— Son nom est Ptol, monseigneur. Nous l'avons surpris alors qu'il tentait de s'introduire dans Cybar déguisé en Gris.
Blade éclata de rire. Ptol! Par le cul doré de Juna, comme aurait dit Nob! Le gros petit prêtre zézayant en personne. Il avait cherché à pénétrer dans la capitale de Patmos. Sa destination devait être le palais, Blade en était sûr. Pour une nouvelle trahison. Blade se demanda comment il pourrait l'empêcher. Que pourrait-il, avec Edyrn, Nob et une poignée de soldats contre une horde barbare, contre les redoutables combattants d'Hectoris? Blade avait assisté à la chute de Thyrne, il savait de quoi étaient capables les Samostains.

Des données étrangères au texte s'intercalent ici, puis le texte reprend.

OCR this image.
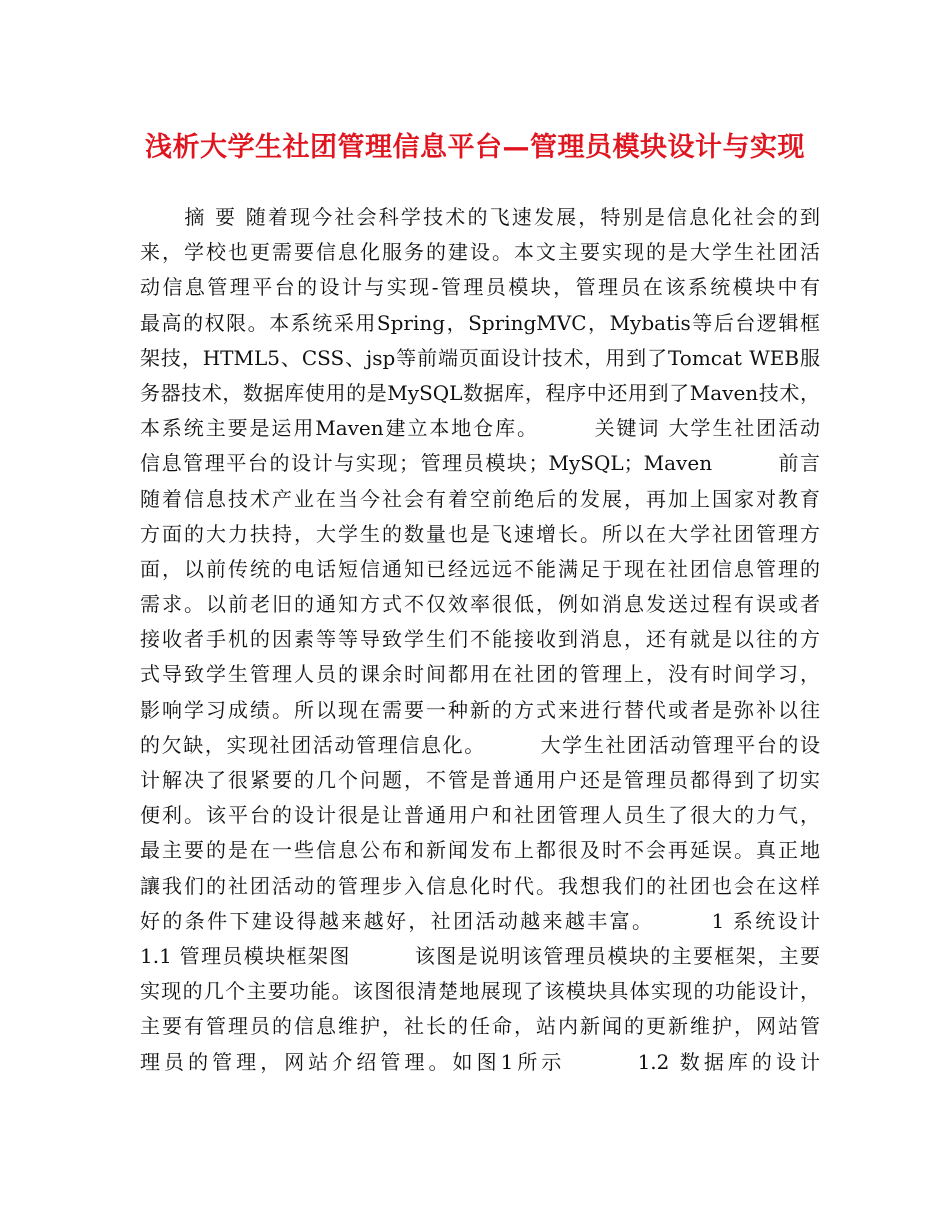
浅析大学生社团管理信息平台—管理员模块设计与实现
　　摘 要 随着现今社会科学技术的飞速发展，特别是信息化社会的到
来，学校也更需要信息化服务的建设。本文主要实现的是大学生社团活
动信息管理平台的设计与实现-管理员模块，管理员在该系统模块中有
最高的权限。本系统采用Spring，SpringMVC，Mybatis等后台逻辑框
架技，HTML5、CSS、jsp等前端页面设计技术，用到了Tomcat WEB服
务器技术，数据库使用的是MySQL数据库，程序中还用到了Maven技术，
本系统主要是运用Maven建立本地仓库。　　　关键词 大学生社团活动
信息管理平台的设计与实现；管理员模块；MySQL；Maven　　　前言
随着信息技术产业在当今社会有着空前绝后的发展，再加上国家对教育
方面的大力扶持，大学生的数量也是飞速增长。所以在大学社团管理方
面，以前传统的电话短信通知已经远远不能满足于现在社团信息管理的
需求。以前老旧的通知方式不仅效率很低，例如消息发送过程有误或者
接收者手机的因素等等导致学生们不能接收到消息，还有就是以往的方
式导致学生管理人员的课余时间都用在社团的管理上，没有时间学习，
影响学习成绩。所以现在需要一种新的方式来进行替代或者是弥补以往
的欠缺，实现社团活动管理信息化。　　　大学生社团活动管理平台的设
计解决了很紧要的几个问题，不管是普通用户还是管理员都得到了切实
便利。该平台的设计很是让普通用户和社团管理人员生了很大的力气，
最主要的是在一些信息公布和新闻发布上都很及时不会再延误。真正地
讓我们的社团活动的管理步入信息化时代。我想我们的社团也会在这样
好的条件下建设得越来越好，社团活动越来越丰富。　　　1 系统设计
1.1 管理员模块框架图　　　该图是说明该管理员模块的主要框架，主要
实现的几个主要功能。该图很清楚地展现了该模块具体实现的功能设计，
主要有管理员的信息维护，社长的任命，站内新闻的更新维护，网站管
理员的管理，网站介绍管理。如图1所示　　　1.2 数据库的设计
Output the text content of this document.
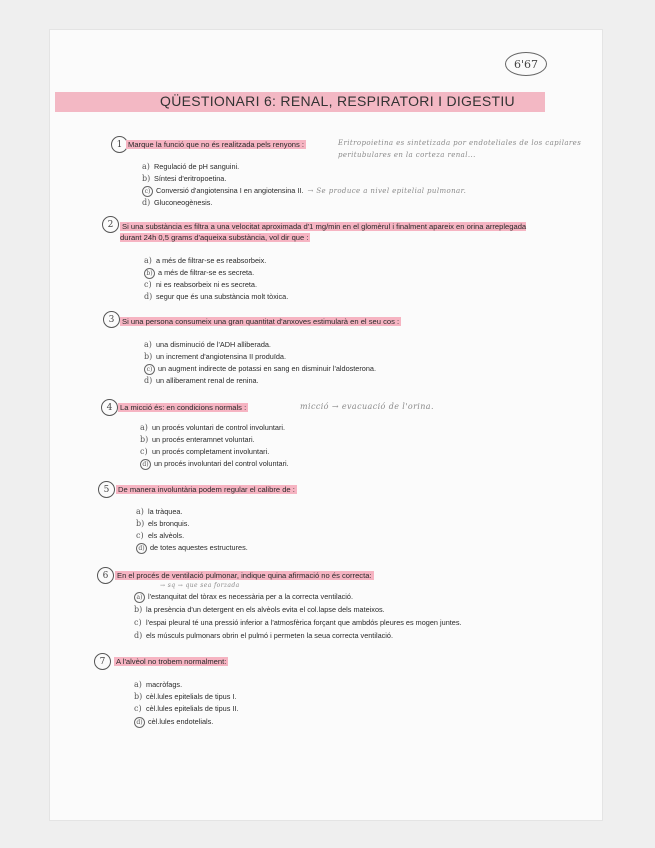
6'67
QÜESTIONARI 6: RENAL, RESPIRATORI I DIGESTIU
1 Marque la funció que no és realitzada pels renyons :	Eritropoietina es sintetizada por endoteliales de los capilares peritubulares en la corteza renal...
a) Regulació de pH sanguini.
b) Síntesi d'eritropoetina.
c) Conversió d'angiotensina I en angiotensina II. → Se produce a nivel epitelial pulmonar.
d) Gluconeogènesis.
2 Si una substància es filtra a una velocitat aproximada d'1 mg/min en el glomèrul i finalment apareix en orina arreplegada durant 24h 0,5 grams d'aqueixa substància, vol dir que :
a) a més de filtrar-se es reabsorbeix.
b) a més de filtrar-se es secreta.
c) ni es reabsorbeix ni es secreta.
d) segur que és una substància molt tòxica.
3 Si una persona consumeix una gran quantitat d'anxoves estimularà en el seu cos :
a) una disminució de l'ADH alliberada.
b) un increment d'angiotensina II produïda.
c) un augment indirecte de potassi en sang en disminuir l'aldosterona.
d) un alliberament renal de renina.
4 La micció és: en condicions normals :	micció → evacuació de l'orina.
a) un procés voluntari de control involuntari.
b) un procés enteramnet voluntari.
c) un procés completament involuntari.
d) un procés involuntari del control voluntari.
5 De manera involuntària podem regular el calibre de :
a) la tràquea.
b) els bronquis.
c) els alvèols.
d) de totes aquestes estructures.
6 En el procés de ventilació pulmonar, indique quina afirmació no és correcta:
→ sq → que sea forzada
a) l'estanquitat del tòrax es necessària per a la correcta ventilació.
b) la presència d'un detergent en els alvèols evita el col.lapse dels mateixos.
c) l'espai pleural té una pressió inferior a l'atmosfèrica forçant que ambdós pleures es mogen juntes.
d) els músculs pulmonars obrin el pulmó i permeten la seua correcta ventilació.
7 A l'alvèol no trobem normalment:
a) macròfags.
b) cèl.lules epitelials de tipus I.
c) cèl.lules epitelials de tipus II.
d) cèl.lules endotelials.
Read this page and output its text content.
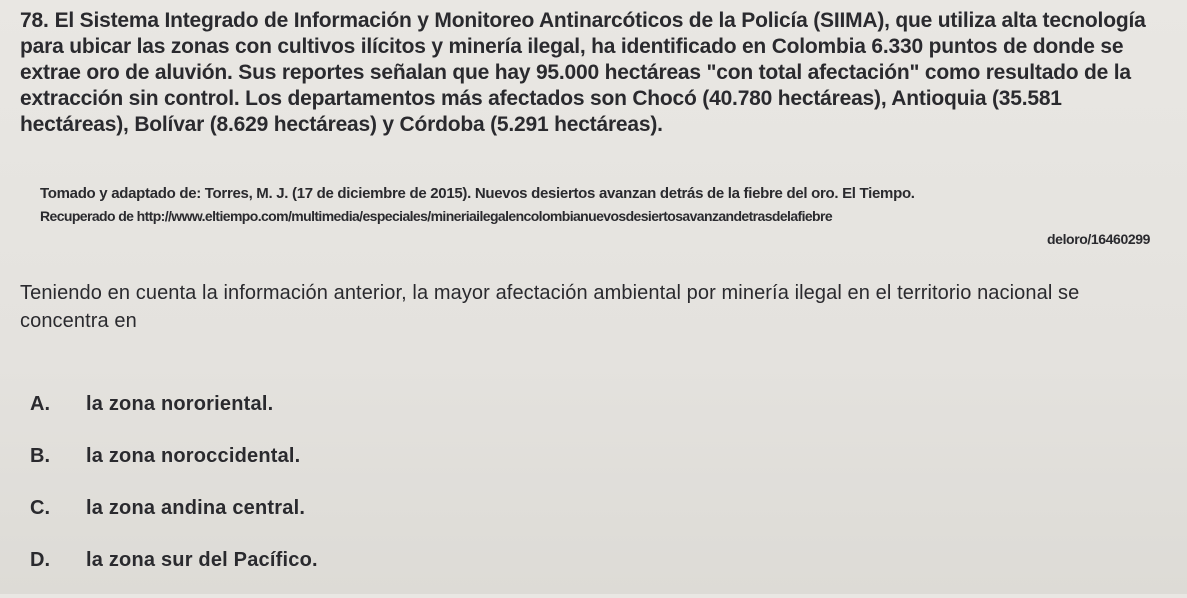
78. El Sistema Integrado de Información y Monitoreo Antinarcóticos de la Policía (SIIMA), que utiliza alta tecnología para ubicar las zonas con cultivos ilícitos y minería ilegal, ha identificado en Colombia 6.330 puntos de donde se extrae oro de aluvión. Sus reportes señalan que hay 95.000 hectáreas "con total afectación" como resultado de la extracción sin control. Los departamentos más afectados son Chocó (40.780 hectáreas), Antioquia (35.581 hectáreas), Bolívar (8.629 hectáreas) y Córdoba (5.291 hectáreas).
Tomado y adaptado de: Torres, M. J. (17 de diciembre de 2015). Nuevos desiertos avanzan detrás de la fiebre del oro. El Tiempo.
Recuperado de http://www.eltiempo.com/multimedia/especiales/mineriailegalencolombianuevosdesiertosavanzandetrasdelafiebre
deloro/16460299
Teniendo en cuenta la información anterior, la mayor afectación ambiental por minería ilegal en el territorio nacional se concentra en
A.	la zona nororiental.
B.	la zona noroccidental.
C.	la zona andina central.
D.	la zona sur del Pacífico.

— Où est ce Ptol? demanda-t-il.
Edyrn sourit.
— Non loin d'ici, monseigneur. Près de notre poste de guet. Allons-nous le voir maintenant?
— Je tiens moins à le voir qu'à l'entendre, Edyrn, répliqua sombrement Blade. Il zézaie et il postillonne, mais je crois qu'il aurait bien des choses à nous dire.
Ils marchèrent un moment en silence, entre les champs de loti.
— Il est arrogant, monseigneur, dit enfin Edyrn. Il sait que je ne suis qu'un capitaine et il exige constamment d'être conduit devant un officier supérieur.
— Vraiment? Eh bien, nous allons essayer de le satisfaire. Je crois pouvoir arranger ça.
Edyrn alla se placer à la tête de la petite troupe. Blade se laissa distancer, préférant être seul. Nob, en voyant son expression, jugea préférable de le laisser tranquille.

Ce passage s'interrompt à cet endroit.